| Tunesien
Lage & Klima
Tunesien liegt in der Mitte Nordafrikas an der Mittelmeerküste,
etwa 130 Kilometer südwestlich von Sizilien und 160 Kilometer südlich
von Sardinien. Nachbarn
sind Algerien im Westen und Libyen im Osten, am südlichsten Punkt
Tunesiens treffen die drei Länder zusammen. An der Küste im
Norden liegt die Hauptstadt Tunis.
Das Mittelmeer sorgt im Norden für ein ganzjährig mildes Klima.

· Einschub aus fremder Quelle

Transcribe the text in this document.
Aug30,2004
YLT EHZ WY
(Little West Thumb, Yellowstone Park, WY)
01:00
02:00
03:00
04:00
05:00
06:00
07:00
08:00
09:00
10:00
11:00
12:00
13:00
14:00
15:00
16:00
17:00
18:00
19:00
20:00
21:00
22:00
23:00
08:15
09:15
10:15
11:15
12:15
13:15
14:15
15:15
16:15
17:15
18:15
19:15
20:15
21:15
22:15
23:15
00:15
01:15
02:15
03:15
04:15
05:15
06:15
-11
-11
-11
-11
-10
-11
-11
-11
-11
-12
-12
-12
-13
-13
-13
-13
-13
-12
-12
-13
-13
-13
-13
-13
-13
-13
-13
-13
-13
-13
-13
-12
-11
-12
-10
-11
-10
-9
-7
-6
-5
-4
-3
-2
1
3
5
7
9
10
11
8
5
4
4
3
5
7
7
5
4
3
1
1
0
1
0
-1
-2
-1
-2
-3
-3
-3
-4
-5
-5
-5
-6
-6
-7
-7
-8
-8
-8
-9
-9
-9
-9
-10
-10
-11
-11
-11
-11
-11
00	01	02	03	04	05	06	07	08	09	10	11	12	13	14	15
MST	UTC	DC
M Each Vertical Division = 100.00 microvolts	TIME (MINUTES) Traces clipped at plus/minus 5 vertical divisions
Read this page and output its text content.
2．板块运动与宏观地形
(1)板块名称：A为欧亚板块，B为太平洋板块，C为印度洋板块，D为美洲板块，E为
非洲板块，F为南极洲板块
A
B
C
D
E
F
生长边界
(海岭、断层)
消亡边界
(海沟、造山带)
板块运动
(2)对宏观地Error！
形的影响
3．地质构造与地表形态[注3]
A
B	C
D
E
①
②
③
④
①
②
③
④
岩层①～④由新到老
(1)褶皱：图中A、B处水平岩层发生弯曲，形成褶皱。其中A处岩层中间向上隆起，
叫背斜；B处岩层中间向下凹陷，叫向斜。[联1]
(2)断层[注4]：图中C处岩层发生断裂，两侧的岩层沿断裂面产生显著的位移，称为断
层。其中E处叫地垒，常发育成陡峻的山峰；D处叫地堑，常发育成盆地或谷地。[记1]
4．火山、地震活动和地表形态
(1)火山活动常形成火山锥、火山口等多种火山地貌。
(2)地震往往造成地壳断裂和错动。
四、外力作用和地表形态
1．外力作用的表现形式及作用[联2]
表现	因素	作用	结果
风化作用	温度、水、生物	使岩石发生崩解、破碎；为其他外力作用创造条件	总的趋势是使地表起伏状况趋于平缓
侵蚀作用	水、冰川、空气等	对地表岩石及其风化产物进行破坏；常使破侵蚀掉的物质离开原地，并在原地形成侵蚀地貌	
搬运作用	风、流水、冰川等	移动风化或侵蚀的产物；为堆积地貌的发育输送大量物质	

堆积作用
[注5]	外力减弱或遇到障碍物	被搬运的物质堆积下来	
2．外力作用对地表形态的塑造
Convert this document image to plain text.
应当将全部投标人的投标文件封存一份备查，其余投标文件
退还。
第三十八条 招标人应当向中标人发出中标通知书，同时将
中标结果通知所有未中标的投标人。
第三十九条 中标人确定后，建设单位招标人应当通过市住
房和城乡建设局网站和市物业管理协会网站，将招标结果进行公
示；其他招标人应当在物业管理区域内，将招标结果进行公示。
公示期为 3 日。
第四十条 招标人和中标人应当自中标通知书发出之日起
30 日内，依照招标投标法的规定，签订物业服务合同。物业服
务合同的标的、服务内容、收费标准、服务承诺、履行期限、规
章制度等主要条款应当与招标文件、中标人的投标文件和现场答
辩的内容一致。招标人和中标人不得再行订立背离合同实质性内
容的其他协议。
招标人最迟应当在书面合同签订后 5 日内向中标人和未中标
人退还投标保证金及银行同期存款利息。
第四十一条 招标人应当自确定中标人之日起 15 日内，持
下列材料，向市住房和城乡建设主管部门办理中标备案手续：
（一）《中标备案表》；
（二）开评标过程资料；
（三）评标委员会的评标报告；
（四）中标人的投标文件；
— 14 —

Im Winter bleibt es hier durchschnittlich 15 Grad warm. Im Sommer herrschen
meist Temperaturen um 30 Grad, vor allem im Juli und August können
es aber auch 40 Grad werden. In dieser Zeit treten nur gelegentliche,
heftige Regenschauer auf, während es zu Jahresbeginn fast täglich
regnet. Die beste Reisezeit liegt für den Norden im Frühling
und Herbst, für den Süden aber eher zwischen Oktober und April.
Denn in den Wüstengebieten bleibt es ganzjährig heiß und
meist trocken. Nachts kann es allerdings unangenehm kühl werden.
Einreisebestimmungen
Für Deutsche ist kein Visum erforderlich. Erfolgt die Einreise im
Rahmen einer nachweislich gebuchten Pauschalreise, genügt ein gültiger
Personalausweis. Ansonsten wird ein gültiger Reisepass sowie ein
Rück- oder Weiterreiseticket verlangt.
Gesundheit & Impfungen
Impfungen sind nicht vorgeschrieben, solange die Einreise direkt aus
Europa erfolgt. Nur bei Einreise aus einem Gelbfiebergebiet wird eine
gültige Gelbfieberimpfung verlangt. Empfohlen wird Schutz gegen Tetanus,
Diphtherie, Polio und Hepatitis A, bei Langzeitaufenthalten auch Typhus,
Tollwut und Hepatitis B.
Es besteht ein erhöhtes Risiko für Darminfektionen, unter anderem
Bakterienruhr. Finger weg von Lebensmitteln aus dem Straßenverkauf.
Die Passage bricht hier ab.